There are bad days and good days and I think the more you heal the better the ratio between good to bad gets tipped into good's favor.

I think one of the major points in my healing was realizing and finally not allowing myself to constantly think about how my current situation affects the long range future. I started thinking about today and maybe the up coming weekend instead of how all my long range plans, that had been set in motion back years ago, have all changed. When looking at the future I started questioning everything I used to count on as a facts. What I found was I continued to think in circles which caused a feeling of hopelessness and frustration and it was killing me.

I can't tell you the day or moment but there was a switch or something that flipped and let me stop wasting time and brain power on something that I couldn't control. I started thinking since this is a new life I'm starting I get to change whatever and however I want and that is a great feeling to me.

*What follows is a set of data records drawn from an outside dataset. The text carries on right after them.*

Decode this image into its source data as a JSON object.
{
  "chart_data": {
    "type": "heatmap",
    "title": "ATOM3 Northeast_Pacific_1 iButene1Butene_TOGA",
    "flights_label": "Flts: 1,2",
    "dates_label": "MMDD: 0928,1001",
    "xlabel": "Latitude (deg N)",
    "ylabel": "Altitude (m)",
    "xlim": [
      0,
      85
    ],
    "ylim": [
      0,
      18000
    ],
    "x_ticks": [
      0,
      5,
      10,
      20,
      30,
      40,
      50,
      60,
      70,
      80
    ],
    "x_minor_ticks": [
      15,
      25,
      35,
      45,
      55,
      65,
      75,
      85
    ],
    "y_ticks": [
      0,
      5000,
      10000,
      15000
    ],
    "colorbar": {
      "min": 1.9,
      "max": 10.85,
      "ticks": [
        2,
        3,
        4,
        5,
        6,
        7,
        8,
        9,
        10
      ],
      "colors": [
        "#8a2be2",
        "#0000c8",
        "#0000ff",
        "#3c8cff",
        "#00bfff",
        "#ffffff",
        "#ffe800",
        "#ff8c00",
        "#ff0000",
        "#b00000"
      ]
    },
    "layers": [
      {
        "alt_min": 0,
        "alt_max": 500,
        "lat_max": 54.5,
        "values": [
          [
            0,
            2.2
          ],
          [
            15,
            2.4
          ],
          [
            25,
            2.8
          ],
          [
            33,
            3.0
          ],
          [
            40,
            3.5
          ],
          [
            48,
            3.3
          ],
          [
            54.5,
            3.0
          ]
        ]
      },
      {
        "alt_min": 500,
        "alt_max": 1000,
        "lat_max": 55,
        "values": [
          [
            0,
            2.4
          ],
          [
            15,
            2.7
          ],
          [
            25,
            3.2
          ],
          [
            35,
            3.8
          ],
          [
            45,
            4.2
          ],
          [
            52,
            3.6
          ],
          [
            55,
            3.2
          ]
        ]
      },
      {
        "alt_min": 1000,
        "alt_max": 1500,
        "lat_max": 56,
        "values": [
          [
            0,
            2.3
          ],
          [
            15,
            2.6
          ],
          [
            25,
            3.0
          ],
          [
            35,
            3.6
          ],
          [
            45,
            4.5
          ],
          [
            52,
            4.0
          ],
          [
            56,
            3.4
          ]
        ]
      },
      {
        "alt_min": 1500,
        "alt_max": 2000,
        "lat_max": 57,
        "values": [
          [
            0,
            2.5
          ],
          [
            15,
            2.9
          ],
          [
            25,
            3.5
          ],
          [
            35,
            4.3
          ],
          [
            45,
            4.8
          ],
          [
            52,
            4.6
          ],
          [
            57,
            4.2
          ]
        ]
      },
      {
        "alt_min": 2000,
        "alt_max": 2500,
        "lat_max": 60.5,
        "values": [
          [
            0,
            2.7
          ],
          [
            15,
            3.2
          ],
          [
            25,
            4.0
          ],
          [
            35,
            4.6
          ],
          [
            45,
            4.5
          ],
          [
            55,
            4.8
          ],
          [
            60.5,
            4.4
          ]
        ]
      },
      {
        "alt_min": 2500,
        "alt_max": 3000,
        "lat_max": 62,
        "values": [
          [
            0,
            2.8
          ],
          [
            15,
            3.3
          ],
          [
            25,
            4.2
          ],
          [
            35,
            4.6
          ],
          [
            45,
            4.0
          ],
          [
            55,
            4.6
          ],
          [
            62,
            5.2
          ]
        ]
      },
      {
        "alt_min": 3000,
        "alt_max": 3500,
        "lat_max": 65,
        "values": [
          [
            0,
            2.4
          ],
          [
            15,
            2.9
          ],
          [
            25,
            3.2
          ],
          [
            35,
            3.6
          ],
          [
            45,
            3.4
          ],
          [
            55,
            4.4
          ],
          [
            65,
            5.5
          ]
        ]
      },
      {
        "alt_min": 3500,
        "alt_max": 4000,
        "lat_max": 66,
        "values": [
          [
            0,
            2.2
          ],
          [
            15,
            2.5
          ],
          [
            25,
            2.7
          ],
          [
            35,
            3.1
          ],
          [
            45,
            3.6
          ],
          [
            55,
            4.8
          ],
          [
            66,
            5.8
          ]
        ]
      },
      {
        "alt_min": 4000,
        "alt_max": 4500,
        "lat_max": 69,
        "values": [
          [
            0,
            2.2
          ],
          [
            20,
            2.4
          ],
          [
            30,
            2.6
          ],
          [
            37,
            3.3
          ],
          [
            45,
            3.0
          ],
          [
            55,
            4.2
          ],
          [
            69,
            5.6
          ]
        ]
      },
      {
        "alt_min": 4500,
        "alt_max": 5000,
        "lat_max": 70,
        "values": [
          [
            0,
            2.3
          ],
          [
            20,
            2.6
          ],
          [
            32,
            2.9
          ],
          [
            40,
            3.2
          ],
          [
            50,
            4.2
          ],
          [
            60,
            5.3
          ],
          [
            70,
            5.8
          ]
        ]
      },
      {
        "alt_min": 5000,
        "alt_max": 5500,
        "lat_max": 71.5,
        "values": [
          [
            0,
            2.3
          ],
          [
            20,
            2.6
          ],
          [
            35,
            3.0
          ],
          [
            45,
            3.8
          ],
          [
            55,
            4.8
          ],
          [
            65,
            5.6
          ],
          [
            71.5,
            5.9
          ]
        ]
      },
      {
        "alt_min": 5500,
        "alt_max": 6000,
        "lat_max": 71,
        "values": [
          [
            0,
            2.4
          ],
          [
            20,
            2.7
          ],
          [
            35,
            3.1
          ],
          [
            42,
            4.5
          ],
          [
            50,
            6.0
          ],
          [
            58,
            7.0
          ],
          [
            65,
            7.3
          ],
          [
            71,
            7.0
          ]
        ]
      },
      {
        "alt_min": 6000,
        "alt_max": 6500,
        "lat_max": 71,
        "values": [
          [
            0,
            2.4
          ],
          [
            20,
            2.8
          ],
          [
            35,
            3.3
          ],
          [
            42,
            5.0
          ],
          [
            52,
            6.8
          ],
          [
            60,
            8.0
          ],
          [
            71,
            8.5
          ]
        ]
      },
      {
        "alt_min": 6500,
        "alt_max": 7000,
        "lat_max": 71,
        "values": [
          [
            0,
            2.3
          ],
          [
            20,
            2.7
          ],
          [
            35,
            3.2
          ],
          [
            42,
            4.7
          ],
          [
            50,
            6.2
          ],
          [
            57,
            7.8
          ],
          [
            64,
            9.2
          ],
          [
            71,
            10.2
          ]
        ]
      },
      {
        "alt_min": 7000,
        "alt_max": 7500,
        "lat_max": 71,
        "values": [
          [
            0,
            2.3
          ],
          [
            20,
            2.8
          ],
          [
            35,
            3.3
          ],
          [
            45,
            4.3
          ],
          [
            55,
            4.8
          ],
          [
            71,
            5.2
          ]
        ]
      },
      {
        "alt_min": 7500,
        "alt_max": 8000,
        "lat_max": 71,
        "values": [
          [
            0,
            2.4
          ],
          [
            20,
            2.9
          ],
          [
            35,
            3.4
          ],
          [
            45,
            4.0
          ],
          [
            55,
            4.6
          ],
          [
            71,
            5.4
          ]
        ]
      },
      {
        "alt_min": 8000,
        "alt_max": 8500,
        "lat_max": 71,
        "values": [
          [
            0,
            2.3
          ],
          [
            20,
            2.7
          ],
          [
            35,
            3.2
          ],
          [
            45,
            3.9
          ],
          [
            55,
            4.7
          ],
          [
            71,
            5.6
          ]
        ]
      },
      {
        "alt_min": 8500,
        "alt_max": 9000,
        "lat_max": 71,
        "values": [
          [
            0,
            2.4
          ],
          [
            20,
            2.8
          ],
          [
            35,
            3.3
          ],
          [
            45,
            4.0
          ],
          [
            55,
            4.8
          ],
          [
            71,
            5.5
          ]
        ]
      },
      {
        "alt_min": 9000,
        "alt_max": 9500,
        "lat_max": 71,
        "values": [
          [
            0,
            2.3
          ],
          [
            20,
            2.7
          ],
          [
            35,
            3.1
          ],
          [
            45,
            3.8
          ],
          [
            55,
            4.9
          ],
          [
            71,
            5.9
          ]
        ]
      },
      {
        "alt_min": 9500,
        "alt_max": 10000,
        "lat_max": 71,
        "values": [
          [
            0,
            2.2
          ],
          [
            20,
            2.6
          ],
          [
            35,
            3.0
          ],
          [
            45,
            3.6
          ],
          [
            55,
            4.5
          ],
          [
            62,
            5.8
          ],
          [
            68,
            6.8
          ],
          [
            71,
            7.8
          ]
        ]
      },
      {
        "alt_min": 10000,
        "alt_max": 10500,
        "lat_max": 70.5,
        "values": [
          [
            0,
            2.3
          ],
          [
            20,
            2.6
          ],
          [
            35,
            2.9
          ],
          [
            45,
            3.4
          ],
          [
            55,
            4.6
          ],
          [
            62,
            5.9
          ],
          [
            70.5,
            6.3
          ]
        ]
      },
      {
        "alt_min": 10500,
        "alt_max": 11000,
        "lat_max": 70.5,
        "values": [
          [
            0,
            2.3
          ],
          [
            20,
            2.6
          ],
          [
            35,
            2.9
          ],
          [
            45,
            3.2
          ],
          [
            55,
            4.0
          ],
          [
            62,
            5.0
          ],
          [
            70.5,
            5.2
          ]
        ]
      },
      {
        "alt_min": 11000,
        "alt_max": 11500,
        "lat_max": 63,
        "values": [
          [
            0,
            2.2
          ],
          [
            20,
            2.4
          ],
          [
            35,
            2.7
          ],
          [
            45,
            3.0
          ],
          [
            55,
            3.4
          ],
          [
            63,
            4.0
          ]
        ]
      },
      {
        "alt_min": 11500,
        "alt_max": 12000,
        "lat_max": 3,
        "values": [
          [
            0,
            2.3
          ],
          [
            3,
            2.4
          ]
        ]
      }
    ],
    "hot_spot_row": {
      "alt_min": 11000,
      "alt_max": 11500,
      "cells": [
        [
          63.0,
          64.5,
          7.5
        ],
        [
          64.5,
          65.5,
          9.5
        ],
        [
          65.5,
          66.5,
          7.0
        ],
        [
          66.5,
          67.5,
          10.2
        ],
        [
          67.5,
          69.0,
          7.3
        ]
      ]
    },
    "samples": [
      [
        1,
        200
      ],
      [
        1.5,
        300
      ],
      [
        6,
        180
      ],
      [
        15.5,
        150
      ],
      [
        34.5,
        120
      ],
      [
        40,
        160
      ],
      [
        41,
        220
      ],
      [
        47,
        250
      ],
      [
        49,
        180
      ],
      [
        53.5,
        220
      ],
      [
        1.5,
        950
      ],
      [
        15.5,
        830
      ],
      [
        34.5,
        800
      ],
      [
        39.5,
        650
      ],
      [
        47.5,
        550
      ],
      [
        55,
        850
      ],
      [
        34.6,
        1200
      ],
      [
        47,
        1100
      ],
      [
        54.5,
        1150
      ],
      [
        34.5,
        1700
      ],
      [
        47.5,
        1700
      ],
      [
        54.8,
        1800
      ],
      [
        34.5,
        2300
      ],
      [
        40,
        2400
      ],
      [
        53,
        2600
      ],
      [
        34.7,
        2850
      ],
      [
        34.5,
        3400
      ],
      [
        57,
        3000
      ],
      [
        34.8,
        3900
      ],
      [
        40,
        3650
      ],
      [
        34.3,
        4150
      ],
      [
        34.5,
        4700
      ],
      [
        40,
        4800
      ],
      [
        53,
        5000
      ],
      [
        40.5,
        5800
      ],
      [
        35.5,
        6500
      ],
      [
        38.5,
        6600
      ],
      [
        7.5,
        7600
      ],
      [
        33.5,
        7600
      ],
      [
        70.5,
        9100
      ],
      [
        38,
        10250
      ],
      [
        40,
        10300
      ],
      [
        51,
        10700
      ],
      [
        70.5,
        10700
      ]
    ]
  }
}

The day to day things have now somehow become more enjoyable. Maybe because I'm not thinking about the past or future as much but focusing on today and what opportunities I have right in front of me.

I don't know where this new type of thinking/awareness is going to lead me. I still have responsibilities to my children as well as family and friends and I can't lose sight of that but that leaves a lot of me time to figure out what I want to do and ride this wave we call life. It will take me somewhere and I'm cool with that knowing I'm in the drivers seat and since that is the only person I can control what better person to have driving.

There is one motivational poster that I used to see everyday and it never resided in me until I had my major life change happen. It says "If you do not ride the wave of change, you will find yourself beneath it." I hate those stupid posters but I'm glad I remember that one.

Our lives change often, so what if this last one was a mack truck running me over, it is still change and needs to be dealt with. I'm going to try and brush off a little more asphalt each day.

Good luck on your own journey. I'm glad I get to share mine here and hopefully some of you feel the same way I do.